Para mi ver a mis viejos pelear era una wea inconcebible, no podía y tenía que meterme para que hicieran las paces, digo, me criaron de un modo en que una como niña tiene que estar con sus padres siempre y seguir al pie de la letra todas las buenas acciones que estos enseñan incluso el significado de lo que es tener una familia, que después de cierto tiempo la pareja (padre y madre) ya no son sólo una pareja, son proveedores, educadores y con cada hijo que crean un conjunto, una forma de unidad (que pensamiento más opus dei), pero bien sabemos y gracias al tiempo, que los pensamientos y las creencias han evolucionado, quizás cuantos más como yo, con el pasar de los años sufrieron la separación de sus padres, unos más chicos como la Evelyn, y otros más viejos, algunos a tiempo y otros lo único que querían era que sus padres realmente se separaran porque ver una relación de poco amor y afecto es insostenible y no es digno para nadie. Finalmente son pocas las mujeres que siguen con esta idea de la familia feliz siendo ellas muy infelices, a veces la situación también recae en el hombre, pero...¿qué es lo que buscamos ahora para querer tener una familia? ¿la persona ideal, o más bien con quien creemos seremos felices el resto de la vida? recuerdo dos puntos de mi vida tan claros como el agua, la primera vez que mis papás tuvieron una crisis fuerte, yo tenía 15 años y mi vieja en ese momento decidió dejar pasar la situación pero nunca más, NUNCA MÁS volvió a confiar en mi papá, la segunda vez ni siquiera fue como para aguantar una tercera y como unidad cortamos por lo sano y echamos a mi viejo de la casa, le tiramos bolsas con ropa por el balcón y "te fuiste mierda" hubo recaídas emocionales en el camino, depresión, odio al máximo, mucho odio, si hubo algo que sobró fue el odio por todo el daño generado, éramos grandes, comprendemos muy bien la vida mi hermano y yo como para que, quienes nos conocen de niños, digan que realmente hay algo que nos cambió de manera negativa la vida y que es algo que no tiene vuelta, así como también expandir un poco más la mentalidad, la forma de pensar, ya nos habíamos despojado de la religión y las buenas costumbres hace mucho tiempo, incluso antes que el rock y las drogas nos corrompieran, por lo tanto cada acto, incluso de violencia, era consciente, una respuesta agresiva en contra de todo eso con lo que nos moralizaron.
Hoy en día seguimos corriendo con el cartuchismo de la mano como sociedad, aún hay jóvenes que no están siendo bien educados en materia sexual, y yo creo que ahí la responsabilidad corre por casa.

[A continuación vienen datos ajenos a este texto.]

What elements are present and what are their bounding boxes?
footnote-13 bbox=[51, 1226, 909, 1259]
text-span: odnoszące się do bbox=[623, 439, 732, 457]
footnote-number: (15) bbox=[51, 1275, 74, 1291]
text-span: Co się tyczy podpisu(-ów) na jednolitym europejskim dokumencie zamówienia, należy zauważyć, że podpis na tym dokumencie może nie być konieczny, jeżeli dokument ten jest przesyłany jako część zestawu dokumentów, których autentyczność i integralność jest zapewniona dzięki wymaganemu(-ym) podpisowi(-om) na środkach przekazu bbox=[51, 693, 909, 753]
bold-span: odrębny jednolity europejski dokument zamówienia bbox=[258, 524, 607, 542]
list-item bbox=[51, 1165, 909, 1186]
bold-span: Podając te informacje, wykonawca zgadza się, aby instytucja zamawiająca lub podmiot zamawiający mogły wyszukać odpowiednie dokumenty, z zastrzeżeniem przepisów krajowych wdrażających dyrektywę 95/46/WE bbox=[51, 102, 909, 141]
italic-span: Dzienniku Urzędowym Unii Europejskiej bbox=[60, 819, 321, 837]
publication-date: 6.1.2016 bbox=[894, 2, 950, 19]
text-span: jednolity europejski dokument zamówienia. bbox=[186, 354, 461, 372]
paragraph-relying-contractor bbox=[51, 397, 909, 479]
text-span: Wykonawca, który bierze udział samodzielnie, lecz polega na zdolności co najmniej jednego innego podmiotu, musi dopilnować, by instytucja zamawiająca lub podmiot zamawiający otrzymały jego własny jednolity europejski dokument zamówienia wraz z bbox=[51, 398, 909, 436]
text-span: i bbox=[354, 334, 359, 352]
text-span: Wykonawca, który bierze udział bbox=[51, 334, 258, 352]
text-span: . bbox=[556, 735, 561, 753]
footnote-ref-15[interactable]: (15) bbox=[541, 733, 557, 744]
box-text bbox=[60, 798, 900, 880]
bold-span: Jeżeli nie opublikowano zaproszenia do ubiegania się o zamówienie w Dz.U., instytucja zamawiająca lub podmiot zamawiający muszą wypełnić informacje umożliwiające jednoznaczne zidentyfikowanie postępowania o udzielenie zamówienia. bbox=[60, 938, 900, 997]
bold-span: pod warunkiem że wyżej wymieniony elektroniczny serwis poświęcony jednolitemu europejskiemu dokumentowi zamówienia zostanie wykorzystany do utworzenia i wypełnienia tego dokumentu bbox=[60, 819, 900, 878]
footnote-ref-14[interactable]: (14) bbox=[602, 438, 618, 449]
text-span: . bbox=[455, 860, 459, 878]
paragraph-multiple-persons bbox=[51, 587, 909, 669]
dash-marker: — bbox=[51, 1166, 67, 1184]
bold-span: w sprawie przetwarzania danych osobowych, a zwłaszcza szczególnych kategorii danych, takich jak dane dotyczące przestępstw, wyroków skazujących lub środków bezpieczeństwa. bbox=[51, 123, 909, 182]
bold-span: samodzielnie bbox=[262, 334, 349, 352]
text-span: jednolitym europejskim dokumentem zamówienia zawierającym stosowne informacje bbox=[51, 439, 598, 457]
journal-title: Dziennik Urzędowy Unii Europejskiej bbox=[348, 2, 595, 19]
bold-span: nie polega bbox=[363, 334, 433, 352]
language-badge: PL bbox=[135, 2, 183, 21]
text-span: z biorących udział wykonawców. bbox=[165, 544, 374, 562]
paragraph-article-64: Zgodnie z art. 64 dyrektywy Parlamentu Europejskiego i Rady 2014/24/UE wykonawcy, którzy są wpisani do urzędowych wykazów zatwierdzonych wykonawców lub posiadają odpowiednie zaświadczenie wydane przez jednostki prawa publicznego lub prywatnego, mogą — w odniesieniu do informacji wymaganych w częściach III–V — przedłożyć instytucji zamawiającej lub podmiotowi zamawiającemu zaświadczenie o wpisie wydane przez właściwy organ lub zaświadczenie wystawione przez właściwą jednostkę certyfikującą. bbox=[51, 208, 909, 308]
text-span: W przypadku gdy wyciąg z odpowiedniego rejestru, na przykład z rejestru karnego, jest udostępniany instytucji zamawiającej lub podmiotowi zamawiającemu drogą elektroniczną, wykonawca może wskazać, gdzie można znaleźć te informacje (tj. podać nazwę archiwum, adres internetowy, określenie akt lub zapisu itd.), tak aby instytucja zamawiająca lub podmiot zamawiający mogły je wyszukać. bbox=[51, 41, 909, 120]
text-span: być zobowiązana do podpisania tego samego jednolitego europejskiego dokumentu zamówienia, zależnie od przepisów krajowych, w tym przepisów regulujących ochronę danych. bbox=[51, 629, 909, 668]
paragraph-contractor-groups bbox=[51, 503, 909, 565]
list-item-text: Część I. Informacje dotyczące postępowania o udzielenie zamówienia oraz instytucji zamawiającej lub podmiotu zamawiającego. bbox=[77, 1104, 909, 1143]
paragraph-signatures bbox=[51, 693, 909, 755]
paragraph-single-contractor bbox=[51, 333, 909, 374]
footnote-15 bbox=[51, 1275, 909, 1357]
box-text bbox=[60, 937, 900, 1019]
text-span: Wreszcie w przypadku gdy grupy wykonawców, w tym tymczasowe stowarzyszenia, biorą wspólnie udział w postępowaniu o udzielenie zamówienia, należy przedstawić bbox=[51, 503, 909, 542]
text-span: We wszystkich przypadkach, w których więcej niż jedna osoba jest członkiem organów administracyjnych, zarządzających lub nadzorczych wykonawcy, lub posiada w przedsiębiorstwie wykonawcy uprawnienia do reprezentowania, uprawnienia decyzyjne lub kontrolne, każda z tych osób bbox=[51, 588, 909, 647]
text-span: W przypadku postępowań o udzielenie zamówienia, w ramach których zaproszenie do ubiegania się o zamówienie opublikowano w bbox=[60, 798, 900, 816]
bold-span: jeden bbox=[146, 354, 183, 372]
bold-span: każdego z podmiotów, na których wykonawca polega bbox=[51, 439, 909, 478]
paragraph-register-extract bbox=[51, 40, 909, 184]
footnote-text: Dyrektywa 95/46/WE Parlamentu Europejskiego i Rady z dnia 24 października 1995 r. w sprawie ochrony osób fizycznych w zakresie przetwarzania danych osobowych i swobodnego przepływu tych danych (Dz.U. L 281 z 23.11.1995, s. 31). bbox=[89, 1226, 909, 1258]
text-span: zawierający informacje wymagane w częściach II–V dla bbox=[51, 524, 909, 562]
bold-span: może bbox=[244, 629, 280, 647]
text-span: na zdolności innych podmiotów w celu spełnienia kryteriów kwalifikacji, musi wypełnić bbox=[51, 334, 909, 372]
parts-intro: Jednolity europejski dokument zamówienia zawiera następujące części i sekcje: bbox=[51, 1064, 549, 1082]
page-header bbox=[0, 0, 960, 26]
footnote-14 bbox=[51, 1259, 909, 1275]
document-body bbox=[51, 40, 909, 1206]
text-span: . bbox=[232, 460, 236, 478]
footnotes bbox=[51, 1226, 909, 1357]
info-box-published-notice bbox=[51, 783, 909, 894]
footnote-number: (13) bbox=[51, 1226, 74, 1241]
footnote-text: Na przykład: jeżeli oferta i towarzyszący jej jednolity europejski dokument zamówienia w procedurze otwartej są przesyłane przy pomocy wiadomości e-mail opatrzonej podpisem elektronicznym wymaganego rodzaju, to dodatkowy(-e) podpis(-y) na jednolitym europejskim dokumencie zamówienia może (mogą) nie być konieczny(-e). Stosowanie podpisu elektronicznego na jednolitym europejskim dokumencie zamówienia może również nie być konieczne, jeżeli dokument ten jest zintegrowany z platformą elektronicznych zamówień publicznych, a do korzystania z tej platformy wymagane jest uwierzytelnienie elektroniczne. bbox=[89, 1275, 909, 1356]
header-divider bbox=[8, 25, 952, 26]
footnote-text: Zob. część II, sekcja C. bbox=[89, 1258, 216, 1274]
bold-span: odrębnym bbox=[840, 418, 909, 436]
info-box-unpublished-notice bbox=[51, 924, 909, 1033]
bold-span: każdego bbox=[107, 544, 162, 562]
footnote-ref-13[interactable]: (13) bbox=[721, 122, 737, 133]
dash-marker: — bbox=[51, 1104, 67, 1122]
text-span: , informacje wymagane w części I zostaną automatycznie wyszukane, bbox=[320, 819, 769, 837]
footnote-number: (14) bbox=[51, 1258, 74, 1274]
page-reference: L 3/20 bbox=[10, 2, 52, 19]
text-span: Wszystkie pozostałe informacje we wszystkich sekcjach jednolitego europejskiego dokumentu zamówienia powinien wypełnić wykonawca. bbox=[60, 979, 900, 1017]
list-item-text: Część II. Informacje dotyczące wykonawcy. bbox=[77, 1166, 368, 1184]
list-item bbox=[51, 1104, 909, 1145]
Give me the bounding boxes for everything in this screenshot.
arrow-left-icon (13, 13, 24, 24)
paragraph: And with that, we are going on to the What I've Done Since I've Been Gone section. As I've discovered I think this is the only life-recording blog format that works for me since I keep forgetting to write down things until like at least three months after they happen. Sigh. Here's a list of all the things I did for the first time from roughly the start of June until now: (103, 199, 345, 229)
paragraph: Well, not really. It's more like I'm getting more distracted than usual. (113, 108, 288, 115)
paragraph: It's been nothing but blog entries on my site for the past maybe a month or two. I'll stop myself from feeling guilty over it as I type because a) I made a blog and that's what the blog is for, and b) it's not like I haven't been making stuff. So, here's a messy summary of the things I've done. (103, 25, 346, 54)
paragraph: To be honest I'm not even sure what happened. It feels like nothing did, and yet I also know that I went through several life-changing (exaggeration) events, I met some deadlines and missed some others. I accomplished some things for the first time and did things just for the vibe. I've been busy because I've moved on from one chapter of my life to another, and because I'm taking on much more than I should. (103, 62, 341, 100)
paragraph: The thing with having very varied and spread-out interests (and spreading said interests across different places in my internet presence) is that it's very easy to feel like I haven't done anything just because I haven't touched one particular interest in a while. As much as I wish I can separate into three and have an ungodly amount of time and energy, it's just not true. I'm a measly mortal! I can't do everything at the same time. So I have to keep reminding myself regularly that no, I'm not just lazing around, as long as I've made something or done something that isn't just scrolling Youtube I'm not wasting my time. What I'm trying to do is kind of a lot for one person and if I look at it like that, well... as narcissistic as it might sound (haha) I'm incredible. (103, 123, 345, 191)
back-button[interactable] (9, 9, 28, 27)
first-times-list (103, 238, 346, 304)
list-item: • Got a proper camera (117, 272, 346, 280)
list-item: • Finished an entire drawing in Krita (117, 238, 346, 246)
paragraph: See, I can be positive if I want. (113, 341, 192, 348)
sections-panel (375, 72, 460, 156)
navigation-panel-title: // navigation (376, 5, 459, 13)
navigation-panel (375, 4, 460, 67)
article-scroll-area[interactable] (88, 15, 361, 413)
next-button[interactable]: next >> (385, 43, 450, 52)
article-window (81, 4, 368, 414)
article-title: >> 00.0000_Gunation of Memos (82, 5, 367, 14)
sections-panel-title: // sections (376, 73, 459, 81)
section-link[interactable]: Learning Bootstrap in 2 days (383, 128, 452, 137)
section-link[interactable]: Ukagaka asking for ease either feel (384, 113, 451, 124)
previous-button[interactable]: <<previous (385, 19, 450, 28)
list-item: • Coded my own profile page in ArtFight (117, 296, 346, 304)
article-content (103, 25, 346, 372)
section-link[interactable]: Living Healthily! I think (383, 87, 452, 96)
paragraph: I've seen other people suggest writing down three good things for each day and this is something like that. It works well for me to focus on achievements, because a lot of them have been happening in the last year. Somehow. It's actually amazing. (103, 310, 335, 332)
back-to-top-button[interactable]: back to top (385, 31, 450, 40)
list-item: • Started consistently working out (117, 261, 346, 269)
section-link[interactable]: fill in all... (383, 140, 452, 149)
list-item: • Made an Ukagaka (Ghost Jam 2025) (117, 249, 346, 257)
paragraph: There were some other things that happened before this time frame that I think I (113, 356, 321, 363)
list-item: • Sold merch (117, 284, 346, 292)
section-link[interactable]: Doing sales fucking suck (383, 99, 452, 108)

A mis casi 27 años muy consciente de la manera en que fui criada he evitado con mucho éxito los embarazos, no desconozco que he pasado por sustos y que gracias a esos alarmantes "sustos de pendeja" que dicen mis amigas, no le he cargado la vida con una responsabilidad a nadie, pero también es otra forma de la que hay que empezar a desvelar las situaciones que muchos a corta edad han decidido llevar. Actualmente conozco una cantidad de situaciones de familia como de intentos de familia fallidos, a estas alturas del siglo...de la vida, creo que a veces es sano optar por lo que hicieron los padres de la Evelyn, que se separaron cuando ella era muy niña, después de todo, "todo es en vano si no hay amor", y con esa premisa destacar las decisiones de no afectar con problemas a un futuro joven, hombre o mujer, adolescente sin conflictos. No podemos obligar a nadie a cumplir nuestros ideales, no podemos ya seguir imitando la estructura con la que nos formaron nuestros padres, no se puede pensar en pareja si uno de los dos ya no quiere estar en pareja, sólo debemos conformarnos con tener a alguien en común que llevará consigo todo lo que no le podemos entregar al par que tanto idealizamos. Por ahora no estoy ni al borde de querer copiar ese patrón mal manoseado, la lucha a veces no es contra las viejas tradiciones sino que es contra las nuevas, el no querer hacer lo mismo que los viejos no significa que nos pasemos este actual momento en los catálogos que nos ofrece la sociedad a través de internet.